Un'altra partenza. Un altro ritorno.
Preparo le valigie, ricordo -d'improvviso- che l'essenziale è già dentro me.
E così vicino a te.







mercoledì 8 agosto 2012

Luna a metà





Io la luna non la guardai neanche stavolta, presa com'ero a supplicare il tempo di fermare la sua corsa. Io i tuoi occhi non li guardai mai, prima che si offrissero ai miei. Non vidi vere e proprie carezze, sotto il cielo caldo di Agosto. Vidi scie di luce carezzare le guance del cielo, figlie di un senso più grande, lacrime preziose, più preziose dell'oro. E dello stesso colore. Vidi stelle cadenti, che chiamarle così rende metà della bellezza che sanno. Della bellezza che hanno. Della bellezza che danno. Le vidi sfiorarmi – lo giuro, sfiorarmi le guance- quando sottovoce dicesti “sei bella”. Vidi le tue mani salvarmi dal fuoco, nello stesso momento. Al confine del tempo. 
E poi, poche ore dopo, pensai che io e te siamo fatti per l'alba, mentre mi accompagnavi a casa e le mie mani chiedevano attrito, una scossa, qualcosa per cui fosse necessario staccarmi da te. Pensai che avrei potuto star lì anche il giorno seguente, senza stelle e senza tempo, senza nemmeno saperlo. Pensai che non so ancora distinguere i “se” dal Futuro, che sia semplice oppure anteriore. Pensai che la tua pelle ha l'odore che amo, che non troverò il coraggio di dirti che “siamo”, che lasceremo tutti i discorsi a metà, che anche stanotte finirà in un “guardiamo”.

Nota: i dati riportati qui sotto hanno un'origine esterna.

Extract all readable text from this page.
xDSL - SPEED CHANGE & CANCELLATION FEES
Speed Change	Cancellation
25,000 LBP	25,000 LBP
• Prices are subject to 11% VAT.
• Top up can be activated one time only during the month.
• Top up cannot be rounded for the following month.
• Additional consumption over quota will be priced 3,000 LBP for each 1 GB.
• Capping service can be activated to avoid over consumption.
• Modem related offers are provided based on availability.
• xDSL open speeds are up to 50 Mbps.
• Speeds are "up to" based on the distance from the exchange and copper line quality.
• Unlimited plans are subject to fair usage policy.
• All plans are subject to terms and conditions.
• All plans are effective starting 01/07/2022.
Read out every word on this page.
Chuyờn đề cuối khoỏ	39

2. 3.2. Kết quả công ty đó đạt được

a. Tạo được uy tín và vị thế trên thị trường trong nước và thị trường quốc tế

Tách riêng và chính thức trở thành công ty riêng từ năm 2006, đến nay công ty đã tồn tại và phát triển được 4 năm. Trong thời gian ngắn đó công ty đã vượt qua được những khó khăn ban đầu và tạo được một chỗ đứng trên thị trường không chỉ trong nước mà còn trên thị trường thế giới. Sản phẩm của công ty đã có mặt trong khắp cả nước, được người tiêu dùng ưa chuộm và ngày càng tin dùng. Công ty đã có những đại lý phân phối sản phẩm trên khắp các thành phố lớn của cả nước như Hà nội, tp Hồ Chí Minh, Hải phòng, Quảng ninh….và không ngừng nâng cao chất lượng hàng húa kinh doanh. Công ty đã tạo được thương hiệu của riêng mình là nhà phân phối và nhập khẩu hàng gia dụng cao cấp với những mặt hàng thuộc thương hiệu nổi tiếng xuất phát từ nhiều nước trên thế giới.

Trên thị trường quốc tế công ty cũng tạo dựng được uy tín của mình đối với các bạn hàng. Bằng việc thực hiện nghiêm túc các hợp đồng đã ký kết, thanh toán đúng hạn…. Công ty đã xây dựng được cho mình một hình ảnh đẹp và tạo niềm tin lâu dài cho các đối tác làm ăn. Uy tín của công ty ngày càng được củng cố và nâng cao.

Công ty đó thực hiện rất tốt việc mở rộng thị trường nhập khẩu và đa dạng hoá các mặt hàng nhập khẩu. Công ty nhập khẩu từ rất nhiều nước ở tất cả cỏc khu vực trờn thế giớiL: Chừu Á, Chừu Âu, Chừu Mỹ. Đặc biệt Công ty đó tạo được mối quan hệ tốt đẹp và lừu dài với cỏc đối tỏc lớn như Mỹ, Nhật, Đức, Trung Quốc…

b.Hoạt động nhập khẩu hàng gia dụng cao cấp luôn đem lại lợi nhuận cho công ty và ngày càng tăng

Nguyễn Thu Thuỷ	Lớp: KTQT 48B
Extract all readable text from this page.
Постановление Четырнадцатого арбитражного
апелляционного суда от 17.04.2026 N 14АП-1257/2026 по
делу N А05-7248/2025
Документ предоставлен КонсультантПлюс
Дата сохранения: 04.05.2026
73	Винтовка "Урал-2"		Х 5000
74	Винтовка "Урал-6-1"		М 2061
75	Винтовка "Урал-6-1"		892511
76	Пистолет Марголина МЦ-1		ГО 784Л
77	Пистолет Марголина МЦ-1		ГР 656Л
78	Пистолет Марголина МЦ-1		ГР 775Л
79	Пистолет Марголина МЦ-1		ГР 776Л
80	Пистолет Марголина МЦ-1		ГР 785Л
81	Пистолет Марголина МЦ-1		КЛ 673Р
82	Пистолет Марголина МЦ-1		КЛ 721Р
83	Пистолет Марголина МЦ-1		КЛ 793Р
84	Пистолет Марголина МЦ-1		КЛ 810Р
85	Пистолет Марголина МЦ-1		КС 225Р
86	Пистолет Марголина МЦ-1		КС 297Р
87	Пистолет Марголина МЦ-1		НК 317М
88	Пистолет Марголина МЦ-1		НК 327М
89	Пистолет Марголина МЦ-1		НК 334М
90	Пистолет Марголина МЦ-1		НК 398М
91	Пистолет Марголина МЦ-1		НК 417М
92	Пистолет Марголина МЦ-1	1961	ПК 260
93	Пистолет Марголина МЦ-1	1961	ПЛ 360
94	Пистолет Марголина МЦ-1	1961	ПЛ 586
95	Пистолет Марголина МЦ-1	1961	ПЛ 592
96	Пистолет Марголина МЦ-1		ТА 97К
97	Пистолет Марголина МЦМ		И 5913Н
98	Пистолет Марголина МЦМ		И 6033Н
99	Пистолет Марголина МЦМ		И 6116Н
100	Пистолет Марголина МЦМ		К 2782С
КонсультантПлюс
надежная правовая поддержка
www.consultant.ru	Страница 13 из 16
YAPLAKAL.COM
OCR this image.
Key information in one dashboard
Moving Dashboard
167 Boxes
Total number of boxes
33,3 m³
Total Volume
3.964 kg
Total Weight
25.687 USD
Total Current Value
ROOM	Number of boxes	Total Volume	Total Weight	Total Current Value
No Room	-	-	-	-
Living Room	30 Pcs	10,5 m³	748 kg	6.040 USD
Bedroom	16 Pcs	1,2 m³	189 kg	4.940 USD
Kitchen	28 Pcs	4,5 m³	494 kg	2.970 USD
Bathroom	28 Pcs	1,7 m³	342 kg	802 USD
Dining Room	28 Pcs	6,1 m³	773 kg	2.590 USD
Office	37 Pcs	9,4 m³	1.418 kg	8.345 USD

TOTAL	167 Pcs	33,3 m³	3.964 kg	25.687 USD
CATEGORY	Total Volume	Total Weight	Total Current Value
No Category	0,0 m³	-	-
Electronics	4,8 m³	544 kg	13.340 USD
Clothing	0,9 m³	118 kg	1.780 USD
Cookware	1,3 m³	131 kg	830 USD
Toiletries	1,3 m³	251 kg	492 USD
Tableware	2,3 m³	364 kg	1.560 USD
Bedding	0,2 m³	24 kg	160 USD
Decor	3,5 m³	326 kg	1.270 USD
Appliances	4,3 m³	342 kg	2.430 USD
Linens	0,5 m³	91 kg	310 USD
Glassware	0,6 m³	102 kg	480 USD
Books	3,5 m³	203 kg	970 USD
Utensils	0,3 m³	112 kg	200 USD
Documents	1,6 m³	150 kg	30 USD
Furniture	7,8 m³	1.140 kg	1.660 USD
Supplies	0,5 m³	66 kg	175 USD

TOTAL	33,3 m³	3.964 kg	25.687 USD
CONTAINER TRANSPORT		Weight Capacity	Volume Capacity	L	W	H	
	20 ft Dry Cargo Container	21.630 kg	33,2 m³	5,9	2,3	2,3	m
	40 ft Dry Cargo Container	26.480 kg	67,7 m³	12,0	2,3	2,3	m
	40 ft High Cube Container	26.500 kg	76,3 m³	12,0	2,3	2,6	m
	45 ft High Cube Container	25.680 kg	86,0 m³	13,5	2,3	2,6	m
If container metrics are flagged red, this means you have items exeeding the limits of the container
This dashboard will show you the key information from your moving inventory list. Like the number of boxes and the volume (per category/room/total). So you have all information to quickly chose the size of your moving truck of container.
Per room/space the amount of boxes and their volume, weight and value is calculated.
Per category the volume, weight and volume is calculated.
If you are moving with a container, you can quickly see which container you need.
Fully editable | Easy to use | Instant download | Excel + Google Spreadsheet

E la luna sarà ancora là, crescente, a ricordarci solo metà della bellezza che siamo.

domenica 5 agosto 2012



"Disprezzo la mia stessa ipersensibilità, che esige tanta rassicurazione, ma nello stesso tempo mi rende così consapevole della sensibilità altrui. Il mio bisogno di essere amata e capita è certamente anormale. Forse io trovo fiducia in me stessa cercando di conquistare gli uomini. O forse sto corteggiando il dolore?." Anais Nin

E poi riscopro quello che gli occhi già sapevano.